Suatu kali mobil Marni yang disewa orang mengalami kecelakaan. Mobil itu bisa dibawa pulang untuk diperbaiki asalkan Marni membayar sejumlah uang kepada polisi. Setelah mobil diperbaiki, polisi ternyata masih meminta uang lagi. Alasannya polisi telah memeriksa hasil perbaikan mobilnya agar sesuai standar keselamatan dan pemeriksaan tersebut membutuhkan biaya.
Satu demi satu kemakmuran dan usaha Marni menurun. Selain karena banyak pesaing yang memiliki usaha sejenis, uang keamanan yang harus disetor pun semakin besar. Bukan hanya uang, tapi juga harta benda dan tanah diminta sebagai jatah aparat. Satu hektar lahan tebu dan sebagian harta Marni berpindah tangan kepada seorang komandan tentara sebagai uang balas jasa karena telah memediasi masalah yang dialami Marni dengan seorang perempuan yang mengaku sebagai istri simpanan mendiang suaminya.
Entah takdir yang telah menggariskan roda kehidupan atau karena negara melalui kaki tangannya yang rakus menggerogoti kemakmuran warganya, Marni hanya bisa pasrah melepas satu demi satu hasil keringatnya. Hasil kerja kerasnya yang ditempuh dengan cacian dan prasangka buruk para tetangga.
Apalagi saat anaknya, Rahayu, dipenjara dengan tuduhan sebagai orang komunis. Padahal, Rahayu yang mantan aktivis mahasiwa hanya membela hak penduduk yang tanahnya hendak digusur untuk proyek pemerintah.
Selama menjenguk anaknya di penjara, Marni harus mengeluarkan uang pelicin untuk petugas penjara. Bahkan, ketika Rahayu dinyatakan telah bisa bebas, Marni diminta membayar sepuluh juta rupiah sebagai uang jaminan.
![]() |
Entrok karya Okky Madasari (dok. pribadi). |
Sisa ladang tebu dan mobil pick up telah dijual. Kini Marni hanya memiliki rumah yang akan tetap dipertahankannya sampai kapan pun. Bagi Marni rumah adalah bagian dari raganya.

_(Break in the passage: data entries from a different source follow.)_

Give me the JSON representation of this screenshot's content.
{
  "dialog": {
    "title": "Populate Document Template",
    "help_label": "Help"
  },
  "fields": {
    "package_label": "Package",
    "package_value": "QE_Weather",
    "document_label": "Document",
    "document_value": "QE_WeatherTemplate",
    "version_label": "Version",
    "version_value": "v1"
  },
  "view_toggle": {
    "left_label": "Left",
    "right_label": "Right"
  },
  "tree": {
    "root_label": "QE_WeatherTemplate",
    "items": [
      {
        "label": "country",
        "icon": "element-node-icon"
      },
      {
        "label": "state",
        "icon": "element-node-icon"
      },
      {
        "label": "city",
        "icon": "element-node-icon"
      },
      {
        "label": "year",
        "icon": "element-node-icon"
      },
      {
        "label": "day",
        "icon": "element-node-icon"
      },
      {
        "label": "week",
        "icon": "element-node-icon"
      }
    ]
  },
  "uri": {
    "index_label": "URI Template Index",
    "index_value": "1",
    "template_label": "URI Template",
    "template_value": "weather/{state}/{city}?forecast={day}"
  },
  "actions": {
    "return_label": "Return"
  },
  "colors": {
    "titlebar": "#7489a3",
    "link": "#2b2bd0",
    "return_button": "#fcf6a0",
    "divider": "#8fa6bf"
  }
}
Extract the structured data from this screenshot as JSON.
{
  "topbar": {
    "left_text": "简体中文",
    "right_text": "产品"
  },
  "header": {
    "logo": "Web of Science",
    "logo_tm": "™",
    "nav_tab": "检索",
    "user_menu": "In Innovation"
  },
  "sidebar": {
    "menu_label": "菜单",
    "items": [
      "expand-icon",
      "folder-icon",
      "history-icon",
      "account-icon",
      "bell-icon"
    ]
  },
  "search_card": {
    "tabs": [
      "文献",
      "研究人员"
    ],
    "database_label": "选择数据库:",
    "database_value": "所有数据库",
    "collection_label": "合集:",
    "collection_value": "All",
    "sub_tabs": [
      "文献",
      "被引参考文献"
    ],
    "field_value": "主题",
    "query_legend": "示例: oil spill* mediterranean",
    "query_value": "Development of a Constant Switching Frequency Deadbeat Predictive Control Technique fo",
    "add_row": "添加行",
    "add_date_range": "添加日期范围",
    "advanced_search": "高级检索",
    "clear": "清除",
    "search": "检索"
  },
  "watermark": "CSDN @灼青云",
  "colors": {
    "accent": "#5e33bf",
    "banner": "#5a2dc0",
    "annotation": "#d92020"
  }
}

Para kaki tangan negara telah mengambil semua yang Marni miliki. Namun, rumah dan raganya tak akan pernah ia berikan kepada siapapun.
Marni kembali tinggal bersama Rahayu. Berharap ketenangan dan kedamaian hidup mereka dapatkan. Namun, stigma karena tuduhan yang disematkan pada Rahayu sebagai bekas tahanan menghadirkan nelangsa baru bagi Marni yang semakin renta.
Bahkan, sebuah keinginan paling sederhana pun negara tak mengizinkan Marni untuk memilikinya.